Department of Pharmacological Science, Saint Louis University School of Medicine, St. Louis, Missouri 63104, USA.
J Neurosci. 2012 May 2;32(18):6149-60. doi: 10.1523/JNEUROSCI.6343-11.2012.
Chemotherapy-induced peripheral neuropathy (CIPN) accompanied by chronic neuropathic pain is a major dose-limiting side effect of a large number of antitumoral agents including paclitaxel (Taxol). Thus, CIPN is one of most common causes of dose reduction and discontinuation of what is otherwise a life-saving therapy. Neuropathological changes in spinal cord are linked to CIPN, but the causative mediators and mechanisms remain poorly understood. We report that formation of peroxynitrite (PN) in response to activation of nitric oxide synthases and NADPH oxidase in spinal cord contributes to neuropathological changes through two mechanisms. The first involves modulation of neuroexcitatory and proinflammatory (TNF-α and IL-1β) and anti-inflammatory (IL-10 and IL-4) cytokines in favor of the former. The second involves post-translational nitration and modification of glia-derived proteins known to be involved in glutamatergic neurotransmission (astrocyte-restricted glutamate transporters and glutamine synthetase). Targeting PN with PN decomposition catalysts (PNDCs) not only blocked the development of paclitaxel-induced neuropathic pain without interfering with antitumor effects, but also reversed it once established. Herein, we describe our mechanistic study on the role(s) of PN and the prevention of neuropathic pain in rats using known PNDCs (FeTMPyP(5+) and MnTE-2-PyP(5+)). We also demonstrate the prevention of CIPN with our two new orally active PNDCs, SRI6 and SRI110. The improved chemical design of SRI6 and SRI110 also affords selectivity for PN over other reactive oxygen species (such as superoxide). Our findings identify PN as a critical determinant of CIPN, while providing the rationale toward development of superoxide-sparing and "PN-targeted" therapeutics.

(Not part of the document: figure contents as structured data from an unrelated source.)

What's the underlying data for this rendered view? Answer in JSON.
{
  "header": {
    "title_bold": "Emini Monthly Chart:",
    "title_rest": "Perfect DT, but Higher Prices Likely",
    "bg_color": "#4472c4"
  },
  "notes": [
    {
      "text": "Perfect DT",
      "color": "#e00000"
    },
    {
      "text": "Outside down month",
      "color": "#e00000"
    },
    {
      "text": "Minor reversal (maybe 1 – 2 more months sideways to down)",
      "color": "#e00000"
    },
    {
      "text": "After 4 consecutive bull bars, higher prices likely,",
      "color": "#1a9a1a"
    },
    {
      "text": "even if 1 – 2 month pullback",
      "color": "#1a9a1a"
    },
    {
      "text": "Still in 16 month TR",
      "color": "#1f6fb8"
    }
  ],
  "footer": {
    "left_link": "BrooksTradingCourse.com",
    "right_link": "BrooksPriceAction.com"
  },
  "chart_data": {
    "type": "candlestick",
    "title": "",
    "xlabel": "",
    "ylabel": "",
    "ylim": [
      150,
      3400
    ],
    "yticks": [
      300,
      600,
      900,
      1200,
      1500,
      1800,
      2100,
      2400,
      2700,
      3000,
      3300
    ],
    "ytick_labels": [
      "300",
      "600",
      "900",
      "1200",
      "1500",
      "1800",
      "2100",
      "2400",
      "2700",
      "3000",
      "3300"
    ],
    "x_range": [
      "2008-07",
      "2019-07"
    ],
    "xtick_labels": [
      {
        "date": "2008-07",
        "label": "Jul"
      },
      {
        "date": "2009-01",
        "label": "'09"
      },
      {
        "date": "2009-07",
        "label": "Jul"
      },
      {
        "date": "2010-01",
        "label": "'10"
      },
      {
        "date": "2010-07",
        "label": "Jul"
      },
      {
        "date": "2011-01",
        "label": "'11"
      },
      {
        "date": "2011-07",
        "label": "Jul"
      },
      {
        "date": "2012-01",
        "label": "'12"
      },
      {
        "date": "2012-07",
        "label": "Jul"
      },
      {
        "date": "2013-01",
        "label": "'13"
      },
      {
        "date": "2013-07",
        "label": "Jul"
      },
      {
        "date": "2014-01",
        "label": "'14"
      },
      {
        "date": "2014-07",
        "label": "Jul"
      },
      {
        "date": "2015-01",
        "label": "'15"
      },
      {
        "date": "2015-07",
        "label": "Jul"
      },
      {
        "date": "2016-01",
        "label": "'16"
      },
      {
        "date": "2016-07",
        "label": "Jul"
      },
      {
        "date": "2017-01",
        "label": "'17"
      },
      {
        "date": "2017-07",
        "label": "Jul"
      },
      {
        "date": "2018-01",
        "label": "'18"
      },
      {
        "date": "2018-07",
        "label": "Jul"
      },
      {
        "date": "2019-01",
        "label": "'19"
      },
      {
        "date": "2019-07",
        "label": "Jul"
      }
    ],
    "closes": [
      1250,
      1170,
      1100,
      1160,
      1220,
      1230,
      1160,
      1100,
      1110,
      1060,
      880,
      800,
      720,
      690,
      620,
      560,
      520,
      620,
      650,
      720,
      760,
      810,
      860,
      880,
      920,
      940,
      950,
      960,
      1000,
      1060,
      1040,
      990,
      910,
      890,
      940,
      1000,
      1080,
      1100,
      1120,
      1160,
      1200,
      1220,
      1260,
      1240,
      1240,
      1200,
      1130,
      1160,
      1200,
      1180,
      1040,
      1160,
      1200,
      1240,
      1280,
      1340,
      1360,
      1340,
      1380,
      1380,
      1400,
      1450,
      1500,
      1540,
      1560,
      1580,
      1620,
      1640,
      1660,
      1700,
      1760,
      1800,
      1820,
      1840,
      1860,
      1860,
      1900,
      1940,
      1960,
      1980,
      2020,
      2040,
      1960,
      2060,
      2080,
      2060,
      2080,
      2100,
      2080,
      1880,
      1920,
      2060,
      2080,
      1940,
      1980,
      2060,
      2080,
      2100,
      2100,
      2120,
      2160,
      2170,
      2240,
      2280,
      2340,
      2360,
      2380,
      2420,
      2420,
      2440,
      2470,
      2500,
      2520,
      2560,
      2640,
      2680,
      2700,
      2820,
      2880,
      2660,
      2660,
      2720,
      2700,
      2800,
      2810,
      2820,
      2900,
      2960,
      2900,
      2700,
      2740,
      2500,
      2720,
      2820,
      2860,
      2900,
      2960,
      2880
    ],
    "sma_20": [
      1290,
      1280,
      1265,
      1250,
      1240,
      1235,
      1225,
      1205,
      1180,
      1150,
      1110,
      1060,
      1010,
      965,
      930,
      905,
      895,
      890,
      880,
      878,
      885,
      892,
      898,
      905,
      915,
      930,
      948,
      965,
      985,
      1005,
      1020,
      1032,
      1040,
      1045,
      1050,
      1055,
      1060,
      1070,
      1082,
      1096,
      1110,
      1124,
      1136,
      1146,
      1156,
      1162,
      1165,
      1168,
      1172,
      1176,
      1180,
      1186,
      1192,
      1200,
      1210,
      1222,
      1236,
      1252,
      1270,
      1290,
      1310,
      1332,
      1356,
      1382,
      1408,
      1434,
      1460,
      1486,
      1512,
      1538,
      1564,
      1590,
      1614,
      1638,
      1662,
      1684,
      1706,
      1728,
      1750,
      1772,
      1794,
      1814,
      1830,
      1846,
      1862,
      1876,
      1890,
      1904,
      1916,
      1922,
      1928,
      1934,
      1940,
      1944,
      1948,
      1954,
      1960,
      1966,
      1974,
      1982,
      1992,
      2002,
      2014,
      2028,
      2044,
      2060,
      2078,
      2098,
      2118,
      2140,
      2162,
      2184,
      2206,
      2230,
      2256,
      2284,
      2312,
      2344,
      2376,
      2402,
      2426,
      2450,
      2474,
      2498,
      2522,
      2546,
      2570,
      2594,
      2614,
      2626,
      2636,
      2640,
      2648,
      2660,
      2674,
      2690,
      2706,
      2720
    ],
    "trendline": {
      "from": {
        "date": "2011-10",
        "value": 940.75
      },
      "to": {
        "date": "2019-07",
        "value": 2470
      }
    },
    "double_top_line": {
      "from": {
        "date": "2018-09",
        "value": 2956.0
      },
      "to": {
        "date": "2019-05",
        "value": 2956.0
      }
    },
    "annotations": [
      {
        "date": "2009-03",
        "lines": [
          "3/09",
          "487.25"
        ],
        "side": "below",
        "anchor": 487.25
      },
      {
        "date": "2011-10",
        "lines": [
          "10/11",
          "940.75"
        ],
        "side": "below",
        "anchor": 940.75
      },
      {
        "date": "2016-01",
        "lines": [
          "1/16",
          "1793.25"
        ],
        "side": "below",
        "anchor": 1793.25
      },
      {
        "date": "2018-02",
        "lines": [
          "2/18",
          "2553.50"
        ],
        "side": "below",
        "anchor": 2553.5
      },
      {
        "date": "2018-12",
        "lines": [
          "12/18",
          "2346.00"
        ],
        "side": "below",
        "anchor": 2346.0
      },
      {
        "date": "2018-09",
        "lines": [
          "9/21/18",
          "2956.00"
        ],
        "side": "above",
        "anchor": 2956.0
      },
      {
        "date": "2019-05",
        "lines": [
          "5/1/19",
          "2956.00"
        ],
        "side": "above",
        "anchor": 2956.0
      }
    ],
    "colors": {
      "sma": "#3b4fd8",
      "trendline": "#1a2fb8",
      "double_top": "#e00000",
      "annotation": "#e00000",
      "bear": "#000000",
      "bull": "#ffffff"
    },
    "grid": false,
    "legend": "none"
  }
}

化疗引起的周围神经病(CIPN)伴有慢性神经病理性疼痛,是包括紫杉醇(Taxol)在内的大量抗肿瘤药物的主要剂量限制副作用。因此,CIPN 是减少剂量和中断原本救命治疗的最常见原因之一。脊髓中的神经病理学变化与 CIPN 有关,但导致这种变化的介质和机制仍知之甚少。我们报告,脊髓中一氧化氮合酶和 NADPH 氧化酶的激活导致过氧亚硝酸盐(PN)的形成,通过两种机制导致神经病理学变化。第一种机制涉及神经兴奋和促炎(TNF-α 和 IL-1β)和抗炎(IL-10 和 IL-4)细胞因子的调节,有利于前者。第二种机制涉及已知参与谷氨酸能神经传递的神经胶质衍生蛋白的翻译后硝化和修饰(星形胶质细胞特异性谷氨酸转运体和谷氨酰胺合成酶)。用 PN 分解催化剂(PNDCs)靶向 PN 不仅可以阻断紫杉醇诱导的神经病理性疼痛的发展,而不干扰抗肿瘤作用,而且一旦建立也可以逆转它。在此,我们描述了我们使用已知的 PNDCs(FeTMPyP(5+)和 MnTE-2-PyP(5+))在大鼠中对 PN 作用和预防神经病理性疼痛的机制研究。我们还展示了我们的两种新的口服活性 PNDCs(SRI6 和 SRI110)预防 CIPN 的效果。SRI6 和 SRI110 的改进化学设计还提供了对 PN 的选择性,而不是对其他活性氧物质(如超氧自由基)的选择性。我们的发现确定了 PN 是 CIPN 的关键决定因素,同时为开发超氧化物节约和“PN 靶向”治疗提供了依据。